Jamie wrote:
All,
I am currently working on a proof of concept. Our company product only supports (and is dependent on) the Adobe SVG Viewer v.3. The reason being that the product was developed before Batik was fully mature. In order to make the case for switching to Batik I was hoping to be able to display SVG content in a Windows browser-based applet<em>without any</em> plug-ins i.e. just using the in-built Windows JVM.
Accomplishing the same task to show the use of Swing is easy enough, just include the swing-all.jar in the archive tag. For Batik to work, I understand there is a dependency on Java 2D.
Has anyone investigated this problem? Does anyone know a full list of dependencies to get JSVGCanvas to display in an applet without JRE1.3. If not, can anyone at Batik tell me whether what I am attempting is possible? If not, why?

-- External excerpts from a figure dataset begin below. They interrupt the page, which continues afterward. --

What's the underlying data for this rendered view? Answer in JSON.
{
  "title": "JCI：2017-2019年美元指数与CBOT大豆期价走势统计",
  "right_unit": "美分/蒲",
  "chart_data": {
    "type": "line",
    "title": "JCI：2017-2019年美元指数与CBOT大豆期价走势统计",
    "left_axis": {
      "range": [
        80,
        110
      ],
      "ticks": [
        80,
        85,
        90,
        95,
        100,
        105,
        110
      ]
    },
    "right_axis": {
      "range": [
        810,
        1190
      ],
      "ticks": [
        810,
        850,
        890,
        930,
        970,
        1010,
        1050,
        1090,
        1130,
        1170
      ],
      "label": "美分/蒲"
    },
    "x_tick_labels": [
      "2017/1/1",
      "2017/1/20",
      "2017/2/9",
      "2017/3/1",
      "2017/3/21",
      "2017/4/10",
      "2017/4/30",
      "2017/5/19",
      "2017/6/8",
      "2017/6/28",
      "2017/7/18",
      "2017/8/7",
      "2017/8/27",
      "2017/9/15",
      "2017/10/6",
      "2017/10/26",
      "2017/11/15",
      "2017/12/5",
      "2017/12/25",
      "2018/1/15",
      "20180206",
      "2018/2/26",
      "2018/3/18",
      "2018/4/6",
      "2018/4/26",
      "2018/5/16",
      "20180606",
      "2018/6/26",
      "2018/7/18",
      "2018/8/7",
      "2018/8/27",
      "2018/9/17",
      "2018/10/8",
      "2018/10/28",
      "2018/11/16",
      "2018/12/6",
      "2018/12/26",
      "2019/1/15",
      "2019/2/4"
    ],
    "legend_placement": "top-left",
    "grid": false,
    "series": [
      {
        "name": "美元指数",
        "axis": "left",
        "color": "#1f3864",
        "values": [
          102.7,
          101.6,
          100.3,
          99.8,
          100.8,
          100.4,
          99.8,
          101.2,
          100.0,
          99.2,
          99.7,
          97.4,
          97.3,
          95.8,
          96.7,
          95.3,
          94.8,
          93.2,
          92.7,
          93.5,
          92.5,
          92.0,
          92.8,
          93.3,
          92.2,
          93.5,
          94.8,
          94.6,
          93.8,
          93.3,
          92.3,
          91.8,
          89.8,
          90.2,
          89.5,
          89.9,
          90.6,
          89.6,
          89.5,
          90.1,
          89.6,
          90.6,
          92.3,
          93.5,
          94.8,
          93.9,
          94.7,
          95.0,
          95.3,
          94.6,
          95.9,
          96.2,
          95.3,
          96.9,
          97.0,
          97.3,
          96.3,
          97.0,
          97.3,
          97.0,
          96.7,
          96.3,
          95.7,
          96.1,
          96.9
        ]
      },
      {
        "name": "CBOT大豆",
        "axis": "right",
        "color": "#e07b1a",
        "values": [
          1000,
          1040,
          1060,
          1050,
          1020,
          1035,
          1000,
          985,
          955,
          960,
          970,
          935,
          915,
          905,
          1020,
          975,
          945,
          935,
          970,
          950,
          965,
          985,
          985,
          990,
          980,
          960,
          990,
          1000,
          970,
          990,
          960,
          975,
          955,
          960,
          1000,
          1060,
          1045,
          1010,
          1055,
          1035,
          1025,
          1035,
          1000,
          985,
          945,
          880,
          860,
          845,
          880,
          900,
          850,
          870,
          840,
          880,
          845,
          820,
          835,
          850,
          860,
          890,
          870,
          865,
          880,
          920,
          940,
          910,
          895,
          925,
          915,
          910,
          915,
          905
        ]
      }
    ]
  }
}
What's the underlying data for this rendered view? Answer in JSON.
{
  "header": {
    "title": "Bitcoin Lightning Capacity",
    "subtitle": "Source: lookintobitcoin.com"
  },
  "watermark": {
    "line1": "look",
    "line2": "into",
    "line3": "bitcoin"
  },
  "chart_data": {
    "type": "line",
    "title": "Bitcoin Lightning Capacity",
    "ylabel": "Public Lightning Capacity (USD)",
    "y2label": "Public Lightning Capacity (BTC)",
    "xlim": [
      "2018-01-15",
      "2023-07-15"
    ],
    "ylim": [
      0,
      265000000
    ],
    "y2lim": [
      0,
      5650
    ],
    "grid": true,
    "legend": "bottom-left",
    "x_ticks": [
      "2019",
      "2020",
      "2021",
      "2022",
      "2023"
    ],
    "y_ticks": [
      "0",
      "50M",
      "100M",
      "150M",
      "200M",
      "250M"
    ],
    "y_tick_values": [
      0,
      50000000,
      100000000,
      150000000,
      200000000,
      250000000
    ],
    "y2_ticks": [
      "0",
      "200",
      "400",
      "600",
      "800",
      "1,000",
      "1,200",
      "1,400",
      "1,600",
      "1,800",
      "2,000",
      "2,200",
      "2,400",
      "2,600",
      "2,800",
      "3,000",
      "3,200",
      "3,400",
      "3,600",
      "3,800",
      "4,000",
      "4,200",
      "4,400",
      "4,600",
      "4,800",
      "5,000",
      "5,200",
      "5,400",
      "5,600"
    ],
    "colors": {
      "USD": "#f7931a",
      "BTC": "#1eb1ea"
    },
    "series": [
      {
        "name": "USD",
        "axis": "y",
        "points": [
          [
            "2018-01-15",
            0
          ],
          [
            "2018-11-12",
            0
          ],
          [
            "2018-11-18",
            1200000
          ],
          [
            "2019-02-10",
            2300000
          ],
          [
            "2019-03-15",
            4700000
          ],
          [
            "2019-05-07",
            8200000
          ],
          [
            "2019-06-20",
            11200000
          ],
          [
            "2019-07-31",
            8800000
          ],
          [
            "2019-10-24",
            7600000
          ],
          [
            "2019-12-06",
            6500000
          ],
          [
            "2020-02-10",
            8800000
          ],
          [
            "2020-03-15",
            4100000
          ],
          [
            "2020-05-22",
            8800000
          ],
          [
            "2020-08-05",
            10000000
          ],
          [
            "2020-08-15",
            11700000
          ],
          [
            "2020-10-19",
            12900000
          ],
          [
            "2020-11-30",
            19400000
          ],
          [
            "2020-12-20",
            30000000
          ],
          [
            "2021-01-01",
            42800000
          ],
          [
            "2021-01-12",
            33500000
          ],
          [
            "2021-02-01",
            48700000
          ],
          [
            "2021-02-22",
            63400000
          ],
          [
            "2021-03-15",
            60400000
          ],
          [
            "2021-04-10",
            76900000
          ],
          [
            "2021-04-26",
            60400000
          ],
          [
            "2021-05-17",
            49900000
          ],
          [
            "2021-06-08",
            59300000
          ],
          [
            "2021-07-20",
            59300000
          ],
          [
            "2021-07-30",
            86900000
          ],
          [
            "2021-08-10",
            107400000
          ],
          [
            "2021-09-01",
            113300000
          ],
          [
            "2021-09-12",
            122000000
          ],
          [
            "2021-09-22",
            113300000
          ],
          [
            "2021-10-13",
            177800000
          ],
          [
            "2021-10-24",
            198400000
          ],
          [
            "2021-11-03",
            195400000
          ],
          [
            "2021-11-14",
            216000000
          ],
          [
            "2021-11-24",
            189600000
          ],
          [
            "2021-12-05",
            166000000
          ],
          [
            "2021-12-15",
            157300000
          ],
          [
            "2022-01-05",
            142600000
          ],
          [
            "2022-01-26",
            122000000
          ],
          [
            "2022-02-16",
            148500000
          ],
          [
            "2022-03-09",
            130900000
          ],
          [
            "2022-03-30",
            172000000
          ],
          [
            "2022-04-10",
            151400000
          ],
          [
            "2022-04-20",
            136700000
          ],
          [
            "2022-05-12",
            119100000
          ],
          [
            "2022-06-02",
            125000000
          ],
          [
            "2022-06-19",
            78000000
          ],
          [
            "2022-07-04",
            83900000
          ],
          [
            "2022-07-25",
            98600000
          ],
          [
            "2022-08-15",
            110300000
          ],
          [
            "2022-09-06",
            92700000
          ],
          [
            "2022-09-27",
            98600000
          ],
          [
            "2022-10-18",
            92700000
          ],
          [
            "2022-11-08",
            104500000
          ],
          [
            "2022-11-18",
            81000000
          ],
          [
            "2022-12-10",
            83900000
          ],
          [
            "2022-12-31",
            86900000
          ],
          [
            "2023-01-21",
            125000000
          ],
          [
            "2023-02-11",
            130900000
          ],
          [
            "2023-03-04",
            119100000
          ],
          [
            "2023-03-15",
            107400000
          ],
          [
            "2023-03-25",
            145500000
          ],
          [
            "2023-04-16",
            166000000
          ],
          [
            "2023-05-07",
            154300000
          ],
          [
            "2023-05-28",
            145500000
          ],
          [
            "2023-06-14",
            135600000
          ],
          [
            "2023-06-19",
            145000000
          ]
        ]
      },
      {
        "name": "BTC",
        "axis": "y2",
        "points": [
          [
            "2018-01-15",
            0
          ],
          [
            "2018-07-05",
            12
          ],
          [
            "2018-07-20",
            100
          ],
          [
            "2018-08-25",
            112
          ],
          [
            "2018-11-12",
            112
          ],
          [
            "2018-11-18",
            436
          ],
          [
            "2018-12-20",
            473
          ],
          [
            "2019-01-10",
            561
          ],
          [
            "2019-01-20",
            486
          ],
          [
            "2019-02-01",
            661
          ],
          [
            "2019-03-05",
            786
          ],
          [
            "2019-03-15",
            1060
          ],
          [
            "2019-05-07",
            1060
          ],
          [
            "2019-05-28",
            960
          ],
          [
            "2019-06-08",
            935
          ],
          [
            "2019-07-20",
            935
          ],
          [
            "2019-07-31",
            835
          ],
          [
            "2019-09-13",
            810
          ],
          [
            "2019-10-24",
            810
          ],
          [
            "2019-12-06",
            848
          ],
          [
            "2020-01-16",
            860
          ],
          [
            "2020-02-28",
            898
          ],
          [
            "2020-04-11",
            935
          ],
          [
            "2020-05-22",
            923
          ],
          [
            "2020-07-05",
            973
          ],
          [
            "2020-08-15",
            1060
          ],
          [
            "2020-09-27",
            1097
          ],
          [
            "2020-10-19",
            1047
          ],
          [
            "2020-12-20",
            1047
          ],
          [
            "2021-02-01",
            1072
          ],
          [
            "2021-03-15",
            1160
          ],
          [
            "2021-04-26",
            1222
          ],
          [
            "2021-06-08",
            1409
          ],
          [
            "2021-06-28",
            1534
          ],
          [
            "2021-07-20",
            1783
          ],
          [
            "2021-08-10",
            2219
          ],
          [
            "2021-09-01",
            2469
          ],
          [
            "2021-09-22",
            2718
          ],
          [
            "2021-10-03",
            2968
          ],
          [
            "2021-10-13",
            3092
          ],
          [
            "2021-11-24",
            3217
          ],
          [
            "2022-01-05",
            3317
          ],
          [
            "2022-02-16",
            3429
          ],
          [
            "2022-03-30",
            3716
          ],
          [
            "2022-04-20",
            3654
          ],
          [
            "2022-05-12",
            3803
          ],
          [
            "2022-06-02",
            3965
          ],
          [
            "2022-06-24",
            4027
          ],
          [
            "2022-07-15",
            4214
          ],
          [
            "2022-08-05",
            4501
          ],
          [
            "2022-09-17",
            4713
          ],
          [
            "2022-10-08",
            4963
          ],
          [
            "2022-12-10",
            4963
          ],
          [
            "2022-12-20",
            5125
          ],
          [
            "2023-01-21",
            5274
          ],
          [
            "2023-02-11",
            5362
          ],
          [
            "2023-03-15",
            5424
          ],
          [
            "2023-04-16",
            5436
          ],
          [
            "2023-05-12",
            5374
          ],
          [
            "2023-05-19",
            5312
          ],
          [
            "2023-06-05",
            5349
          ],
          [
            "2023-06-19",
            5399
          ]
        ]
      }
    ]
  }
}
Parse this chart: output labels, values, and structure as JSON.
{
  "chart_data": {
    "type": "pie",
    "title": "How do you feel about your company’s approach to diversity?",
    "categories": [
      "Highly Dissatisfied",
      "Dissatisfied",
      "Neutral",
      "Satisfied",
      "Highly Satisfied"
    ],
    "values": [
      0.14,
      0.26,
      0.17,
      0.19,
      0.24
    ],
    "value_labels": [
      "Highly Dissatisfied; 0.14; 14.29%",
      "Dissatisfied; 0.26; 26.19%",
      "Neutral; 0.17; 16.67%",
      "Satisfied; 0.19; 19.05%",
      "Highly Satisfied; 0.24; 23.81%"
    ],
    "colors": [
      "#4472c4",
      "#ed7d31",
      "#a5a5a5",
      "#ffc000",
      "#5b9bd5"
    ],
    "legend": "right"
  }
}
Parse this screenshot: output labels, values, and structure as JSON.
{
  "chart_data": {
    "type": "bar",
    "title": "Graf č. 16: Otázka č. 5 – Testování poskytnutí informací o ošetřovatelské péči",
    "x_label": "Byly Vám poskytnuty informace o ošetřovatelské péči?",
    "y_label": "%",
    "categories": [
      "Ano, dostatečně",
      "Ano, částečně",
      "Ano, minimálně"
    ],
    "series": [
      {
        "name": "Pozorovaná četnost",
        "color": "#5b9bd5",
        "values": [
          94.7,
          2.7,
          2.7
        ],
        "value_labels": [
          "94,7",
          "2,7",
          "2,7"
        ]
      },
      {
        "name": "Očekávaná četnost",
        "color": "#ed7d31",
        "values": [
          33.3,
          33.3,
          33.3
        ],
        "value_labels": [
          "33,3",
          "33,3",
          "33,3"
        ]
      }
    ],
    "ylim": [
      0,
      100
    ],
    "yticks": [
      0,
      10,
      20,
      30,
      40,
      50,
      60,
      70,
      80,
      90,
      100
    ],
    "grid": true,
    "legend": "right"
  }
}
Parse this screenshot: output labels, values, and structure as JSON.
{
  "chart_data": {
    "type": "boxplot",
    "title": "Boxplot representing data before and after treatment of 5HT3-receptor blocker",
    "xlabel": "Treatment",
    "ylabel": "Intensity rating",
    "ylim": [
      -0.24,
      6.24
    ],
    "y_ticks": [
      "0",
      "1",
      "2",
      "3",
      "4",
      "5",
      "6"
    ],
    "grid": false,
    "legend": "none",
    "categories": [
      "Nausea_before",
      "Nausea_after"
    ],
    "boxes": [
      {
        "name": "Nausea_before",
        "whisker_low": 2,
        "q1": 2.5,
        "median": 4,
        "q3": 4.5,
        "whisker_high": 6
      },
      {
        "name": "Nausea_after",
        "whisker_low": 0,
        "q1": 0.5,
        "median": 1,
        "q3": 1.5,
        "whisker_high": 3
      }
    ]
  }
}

This application is intranet based so bandwidth/download times are not an issue.

It is probably not feasable with the default Windows JVM. Aside from the very heavy use of Java2D (which I am not aware of a 1.1 implementation of) we also use features of the JVM like SoftReferences which are essentially impossible to 'fake', another problem area is text where we use the TextLayout/AttributedString classes for BIDI handling. I certainly don't have a complete list of the non-1.1 dependencies but they are likely extensive.

If I could deliver SVG to a browser without the java plug-in I would be in a strong position to argue for Java as basis for client-side architecture, with all the benefits that can bring. Don't bother telling me all the other benefits of Batik; I well aware, it is my boss I have to convince. At the moment I am trying to implement a ComboBox in JavaScript, which is like a broken pencil i.e. pointless.

There are a few other SVG implementations in Java that are generally targeted at PDA's/CellPhones since these are generally based on Personal Java (a derivative of JDK 1.1) you might be able to use one of those in your applet. TinyLine I think is one of them most of these are targeting SVG Tiny as opposed to SVG Full so if you need scripting/dynamic support you may need to do some significant work. Fortunately I believe Rhino (the JavaScript engine we use) is able to run on a 1.1 JVM.